Sunday 6 April 2008

Resistance is futile

If you mentioned to people what they remember about 1986, what would they say? You may get answers such as the challenger space shuttle disaster which killed all seven crew; Argentina winning the World cup with the help of Diego Maradona or maybe the year when the European flag was adopted by the European Union. Probably one answer you wouldn't get (unless you happened to ask a physicist) is the discovery of high temperature superconductivity.

Superconductivity is one of those weird effects in nature: if you cool a metal such as lead or tin to low temperatures then all of a sudden its resistance will fall to zero, meaning that below this temperature, a current flowing through a wire of this material will incur no resistance and therefore persist indefinitely.

The discovery by Bednorz and Müller of superconductivity at 30 K was important for a number of reasons, one was that the standard model of superconductivity didn't allow superconducting transition temperatures this high (lead and tin are 7 and 4 K respectively) thus leading to a potential new mechanism for superconductivity. Two, it opened up a variety of related materials which pumped up the superconducting transition to 138 K at standard pressure in 1995 (applying an external pressure makes it go even higher). The discovery was so important that even by the next year Bednorz and Müller were awarded the Nobel prize in physics.

These materials, known collectively as the cuprates, are a double edged sword. One they enable very high superconducting transition temperatures to be achieved by chemical substitution and/or doping, but this delicate parameter space has meant getting a coherent experimental and theoretical picture of high temperature superconductivity has become cloudy.

A few years after the discovery, there were around 8000 papers per year being churned out, that fell to around 5000 in 2005 (still a high number nonetheless). Indeed, someone new to the field has to either spend a decade reading every publish paper or only select papers in the top journals.
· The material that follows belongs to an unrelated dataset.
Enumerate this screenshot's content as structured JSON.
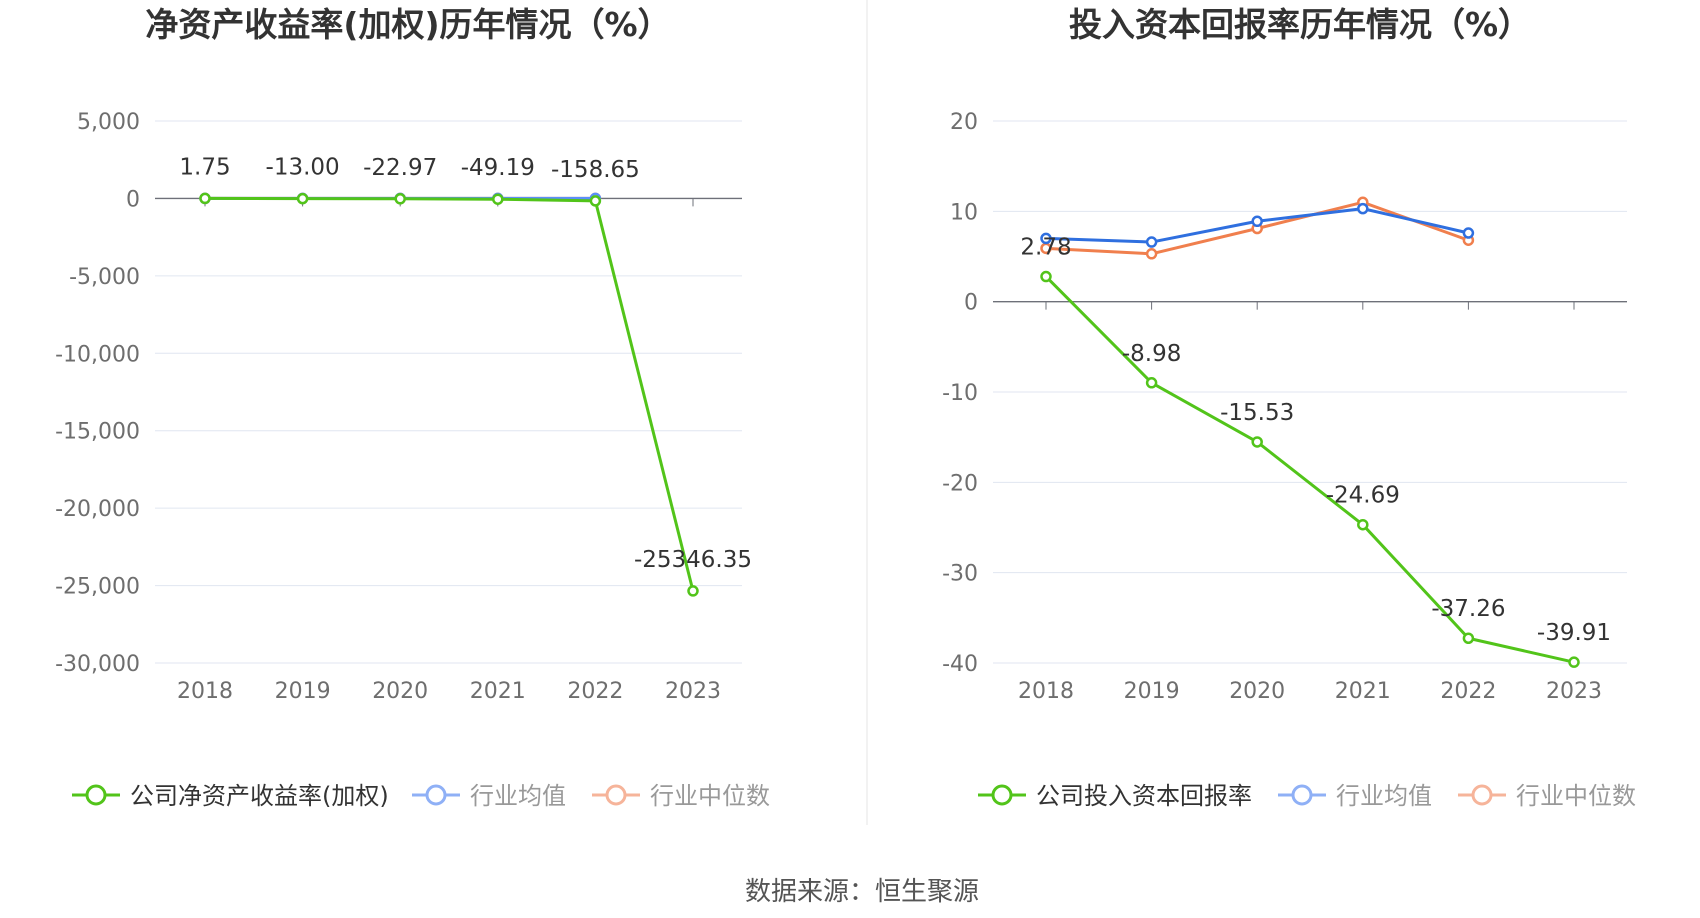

Grants were being pulled on research in high temperature superconductivity, researchers were thinking about other topics, a theory, and new materials seemed elusive.

but maybe that's about to change..

At the end of February a group of researchers in Tokyo reported a new Iron based superconductor at 26 K. Now, 26 K is still far less than the record, but already a few theoretical papers came out predicting that this was not a standard 'low' temperature superconductor - another high temperature superconductor has hit the scene.

Not only did it take a few days later before the first experimental paper on arxiv came out, by today there has already been around 20 papers on this material on arxiv. With chemical substitution the superconducting transition temperature has already increased to 52 K in a related material.

Are there similarities between the cuprates? Probably in more sense that one. The ability to substitute elements and also to tweak the amount of oxygen or other halogens means the parameter space is large. The 'first to the finish line' approach in superconductivity research in terms of finding a new superconductor with an even higher superconducting transition temperature is likely to make a splurge of papers to come out shortly.

Maybe this material gives us a chance to find out the mechanism for high temperature superconductivity or puts the elusive room temperature superconductor in sight. An explanation will need experimentalists to produce careful measurements that give theorists a clear view.